I will set out some of the budget figures that I think are necessary, which are from the Green Party’s fully costed 2019 manifesto and which will show the Government what a truly ambitious green new deal budget would look like. It would include: £12 billion invested in renewable energy generation; £24.6 billion for insulation and deep retrofitting of homes; £10.2 billion for 100,000 new social homes built every year by local authorities; £6 billion a year for green research and development, and another £3 billion a year for green industrial processes; £12.2 billion a year for upgrading and electrifying railways—no HS2—and £2 billion a year for upgrading cycleways and footpaths; £10 billion a year to fill the black hole in local authority funding created by a decade of Conservative austerity; a £3 billion a year climate adaptation fund, to be administered by local authorities; and £6.5 billion a year extra international aid, to help all countries meet the climate and environmental emergencies.

The corresponding tax measures would include: a £76 billion carbon tax; a £12 billion increase in corporation tax; £3.5 billion saved from scrapping HS2—hooray; and £2.2 billion saved from scrapping Trident nuclear weapons.
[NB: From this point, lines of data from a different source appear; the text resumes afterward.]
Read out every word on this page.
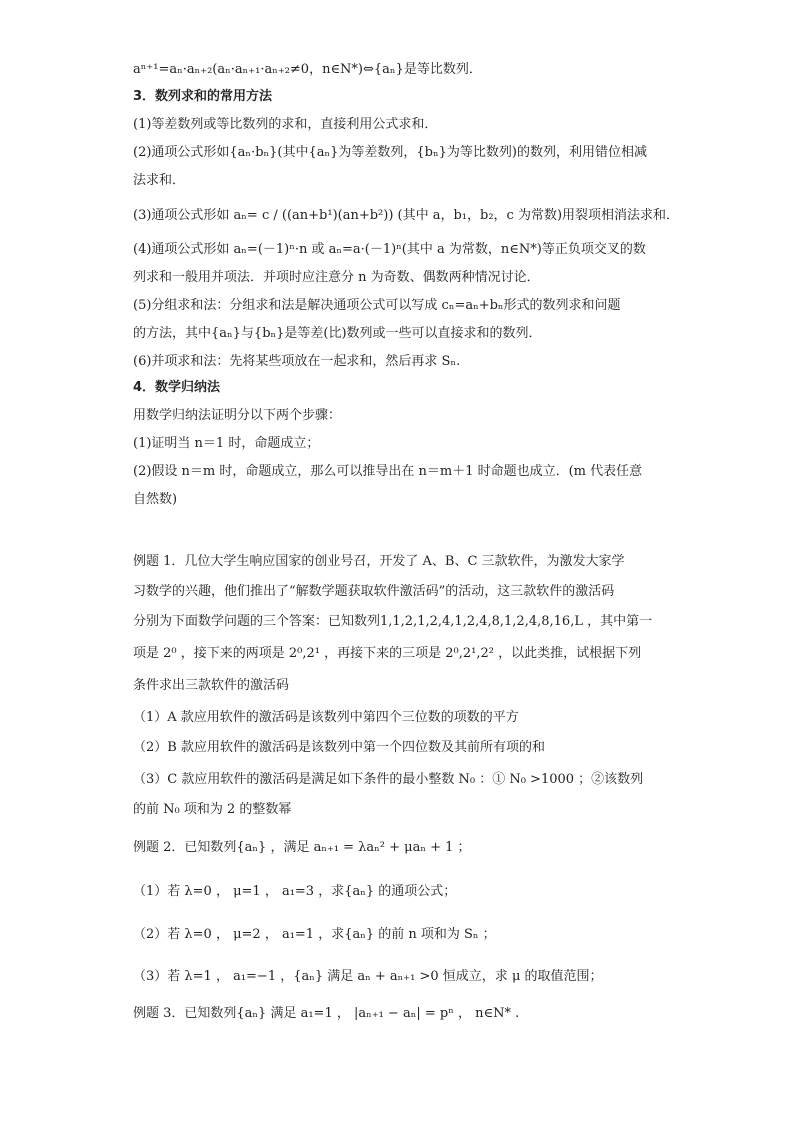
aⁿ⁺¹=aₙ·aₙ₊₂(aₙ·aₙ₊₁·aₙ₊₂≠0，n∈N*)⇔{aₙ}是等比数列．
3．数列求和的常用方法
(1)等差数列或等比数列的求和，直接利用公式求和．
(2)通项公式形如{aₙ·bₙ}(其中{aₙ}为等差数列，{bₙ}为等比数列)的数列，利用错位相减
法求和．
(3)通项公式形如 aₙ= c / ((an+b¹)(an+b²)) (其中 a，b₁，b₂，c 为常数)用裂项相消法求和．
(4)通项公式形如 aₙ=(－1)ⁿ·n 或 aₙ=a·(－1)ⁿ(其中 a 为常数，n∈N*)等正负项交叉的数
列求和一般用并项法．并项时应注意分 n 为奇数、偶数两种情况讨论．
(5)分组求和法：分组求和法是解决通项公式可以写成 cₙ=aₙ+bₙ形式的数列求和问题
的方法，其中{aₙ}与{bₙ}是等差(比)数列或一些可以直接求和的数列．
(6)并项求和法：先将某些项放在一起求和，然后再求 Sₙ.
4．数学归纳法
用数学归纳法证明分以下两个步骤：
(1)证明当 n＝1 时，命题成立；
(2)假设 n＝m 时，命题成立，那么可以推导出在 n＝m＋1 时命题也成立．(m 代表任意
自然数)
例题 1．几位大学生响应国家的创业号召，开发了 A、B、C 三款软件，为激发大家学
习数学的兴趣，他们推出了“解数学题获取软件激活码”的活动，这三款软件的激活码
分别为下面数学问题的三个答案：已知数列1,1,2,1,2,4,1,2,4,8,1,2,4,8,16,L ，其中第一
项是 2⁰ ，接下来的两项是 2⁰,2¹ ，再接下来的三项是 2⁰,2¹,2² ，以此类推，试根据下列
条件求出三款软件的激活码
（1）A 款应用软件的激活码是该数列中第四个三位数的项数的平方
（2）B 款应用软件的激活码是该数列中第一个四位数及其前所有项的和
（3）C 款应用软件的激活码是满足如下条件的最小整数 N₀ ：① N₀ >1000 ；②该数列
的前 N₀ 项和为 2 的整数幂
例题 2．已知数列{aₙ} ，满足 aₙ₊₁ = λaₙ² + μaₙ + 1 ；
（1）若 λ=0 ， μ=1 ， a₁=3 ，求{aₙ} 的通项公式；
（2）若 λ=0 ， μ=2 ， a₁=1 ，求{aₙ} 的前 n 项和为 Sₙ ；
（3）若 λ=1 ， a₁=−1 ，{aₙ} 满足 aₙ + aₙ₊₁ >0 恒成立，求 μ 的取值范围；
例题 3．已知数列{aₙ} 满足 a₁=1 ， |aₙ₊₁ − aₙ| = pⁿ ， n∈N* .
We can do all this, and it is actually a good time to do it; when we have had such a huge crisis, people are ready for a different normal. These are the scale of figures that we need to face up to the reality of the climate emergency. The Green Party set these figures out in last year’s general election manifesto, but the need for a huge fiscal stimulus has become only more obvious. Our country can move rapidly to a high well-being, high-employment, net-zero carbon society, but we need the Government to make the investments to achieve that. With such low borrowing costs, it is time to borrow and invest in the green future. The question is simple: if not now, when?